I can make the code which extracts the pixels work based on above output but I don't like it since I can't explain the behaviour which I hope someone will do :)

Thanks!

1
I'm not sure I understand. The little-endian layout looks entirely correct to me. What were you expecting? - Michael
I'm expecting either a) or b). What I've got doesn't look like any ARGB layout but some variation of RGBA. - sinek
Ok. The documentation for Bitmap.Config.ARGB_8888 says "Use this formula to pack into 32 bits: int color = (A & 0xff) << 24 | (B & 0xff) << 16 | (G & 0xff) << 8 | (R & 0xff);" - Michael
Yah, that's apparently an issue: stackoverflow.com/questions/56832572/… - sinek
Also, that can be validated by bitmap.getPixel() which returns 0xff112233 (ARGB) as expected. - sinek

1 Answers

1
votes

Let's take a look at the implementation. Both getPixel and copyPixelsToBuffer just call their native counterparts. Bitmap_getPixels specifies an output format:

SkImageInfo dstInfo = SkImageInfo::Make(1, 1, kBGRA_8888_SkColorType, kUnpremul_SkAlphaType, sRGB);
bitmap.readPixels(dstInfo, &dst, dstInfo.minRowBytes(), x, y);

It effectively asks the bitmap to give the pixel value converted to BGRA_8888 (which becomes ARGB because of different native and java endianness).

Bitmap_copyPixelsToBuffer in its turn just copies raw data:

memcpy(abp.pointer(), src, bitmap.computeByteSize());

And does not have any conversion. It basically returns the data in the same format it uses to store it. Let's find out what this inner format is.

Bitmap_creator is used to create a new bitmap and it gets the format from the config passed by calling

SkColorType colorType = GraphicsJNI::legacyBitmapConfigToColorType(configHandle);

Looking at the legacyBitmapConfigToColorType implementation, ARGB_8888 (which has index 5) becomes kN32_SkColorType.
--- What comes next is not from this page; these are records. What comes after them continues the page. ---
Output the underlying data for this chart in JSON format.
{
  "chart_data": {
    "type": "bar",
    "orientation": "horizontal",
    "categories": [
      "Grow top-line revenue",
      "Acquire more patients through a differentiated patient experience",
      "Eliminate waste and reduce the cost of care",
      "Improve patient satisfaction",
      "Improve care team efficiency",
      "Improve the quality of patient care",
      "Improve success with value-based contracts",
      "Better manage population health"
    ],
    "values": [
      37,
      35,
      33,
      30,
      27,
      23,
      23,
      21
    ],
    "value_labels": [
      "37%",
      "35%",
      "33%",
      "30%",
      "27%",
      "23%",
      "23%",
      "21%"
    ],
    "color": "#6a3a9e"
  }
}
kN32_SkColorType is from skia library, so looking at the definitions find the comment

kN32_SkColorType is an alias for whichever 32bit ARGB format is the 
"native" form for skia's blitters. Use this if you don't have a swizzle 
preference for 32bit pixels.

and below is the definition:

#if SK_PMCOLOR_BYTE_ORDER(B,G,R,A)
    kN32_SkColorType = kBGRA_8888_SkColorType,
#elif SK_PMCOLOR_BYTE_ORDER(R,G,B,A)
    kN32_SkColorType = kRGBA_8888_SkColorType,

SK_PMCOLOR_BYTE_ORDER is defined here and it says SK_PMCOLOR_BYTE_ORDER(R,G,B,A) will be true on a little endian machine, which is our case. So it means the bitmap is stored in kRGBA_8888_SkColorType format internally.